In a recent editorial, Columbia University professor Jeffrey Sachs laid out what we know: the NIH funded U.S. and Chinese scientists to collect SARS viruses and study them at the Wuhan Institute of Virology. As Dr. Sachs explained, this research “included the creation of chimeric genetic recombinants of SARS-like viruses to study their capacity to infect human cells and to cause disease.” In short, American taxpayers funded research at the WIV that many scientists call “gain of function,” meaning it can increase the ability of an animal virus to infect and harm humans. Dr. Sachs leads a commission by a medical journal called The Lancet to investigate how the pandemic began.

Last year, Newsweek reported that Dr. Fauci provided grant money that ended up supporting risky research at the WIV. In March, the Washington Post called for an independent investigation into how the pandemic started, pointing out that the Wuhan Institute of Virology had done gain-of-function experiments and had been working on viruses very similar to COVID-19. And last April, Politico reported that former acting CIA director Michael Morell noted that if the virus leaked from a Wuhan lab, the U.S. would shoulder some of the blame since it funded research at that lab through government grants from 2014 to 2019.

The NIH released thousands of pages of internal documents that the Washington Post and Buzzfeed sought through the Freedom of Information Act. But the agency heavily redacted these documents, as the government often does to hide embarrassing details.

Yet NIH director Francis Collins is on record demanding transparency from others. “I do think we should be calling on China to make an expert-driven transparent investigation possible, because there are way too many unanswered questions,” he told the Washington Post. Dr.

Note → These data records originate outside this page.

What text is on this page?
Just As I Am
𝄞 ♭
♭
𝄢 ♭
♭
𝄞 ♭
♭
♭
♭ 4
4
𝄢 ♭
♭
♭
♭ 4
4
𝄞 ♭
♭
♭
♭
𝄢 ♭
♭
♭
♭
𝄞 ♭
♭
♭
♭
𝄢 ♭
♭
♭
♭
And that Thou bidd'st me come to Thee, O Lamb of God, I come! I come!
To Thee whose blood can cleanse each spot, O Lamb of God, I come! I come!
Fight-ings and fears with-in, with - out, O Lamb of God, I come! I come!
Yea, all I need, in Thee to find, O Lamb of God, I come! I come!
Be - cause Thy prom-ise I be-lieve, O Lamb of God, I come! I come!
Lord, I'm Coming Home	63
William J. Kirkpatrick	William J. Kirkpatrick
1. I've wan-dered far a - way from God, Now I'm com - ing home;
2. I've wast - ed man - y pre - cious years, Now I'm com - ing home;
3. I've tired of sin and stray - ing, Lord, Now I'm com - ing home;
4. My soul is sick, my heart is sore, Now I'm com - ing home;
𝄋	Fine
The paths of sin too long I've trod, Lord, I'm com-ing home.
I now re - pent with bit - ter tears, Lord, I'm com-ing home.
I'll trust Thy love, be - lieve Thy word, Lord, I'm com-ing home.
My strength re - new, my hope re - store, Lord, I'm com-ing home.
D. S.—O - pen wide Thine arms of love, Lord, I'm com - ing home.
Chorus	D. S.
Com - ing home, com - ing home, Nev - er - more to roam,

Collins also told the Post that the Wuhan researchers need to open their lab notebooks to be examined by outside experts. “If they really want to be exonerated from this claim of culpability, then they have got to be transparent.”

Agreed, but the NIH should be transparent too. How can Dr. Collins demand that researchers in Wuhan open their lab notebooks when the institute he leads will not do the same? Does Collins think that the public is not smart enough to see this hypocrisy?

“It is in fact common knowledge in the US scientific community that NIH has indeed supported genetic recombinant research on SARS-like viruses that many scientists describe as [gain of function research],” wrote Dr. Sachs in his recent editorial. He added that the process for oversight of this research is weak, limiting access for outside experts to inspect virus labs, review safety reports and scrutinize funding approvals.

“All laboratory notebooks and other relevant information should be opened by the Chinese and U.S. scientists working on this project for detailed scrutiny by independent experts,” Dr. Sachs wrote.

To get to the bottom of how this pandemic—which has demolished economies and destroyed millions of lives—began, we cannot rely on half measures and debates driven by politics rather than facts.

Americans funded research in Wuhan. We have a right to know what we paid for and whether it went horribly wrong. The Chinese government needs to be more transparent and cooperate with world leaders to get to the bottom of what happened in those labs. And Americans need to hold our own government accountable to an even higher standard of transparency.

Jason Foster is Founder & President of Empower Oversight Whistleblowers & Research, and former Chief Investigative Counsel to the Senate Judiciary Committee.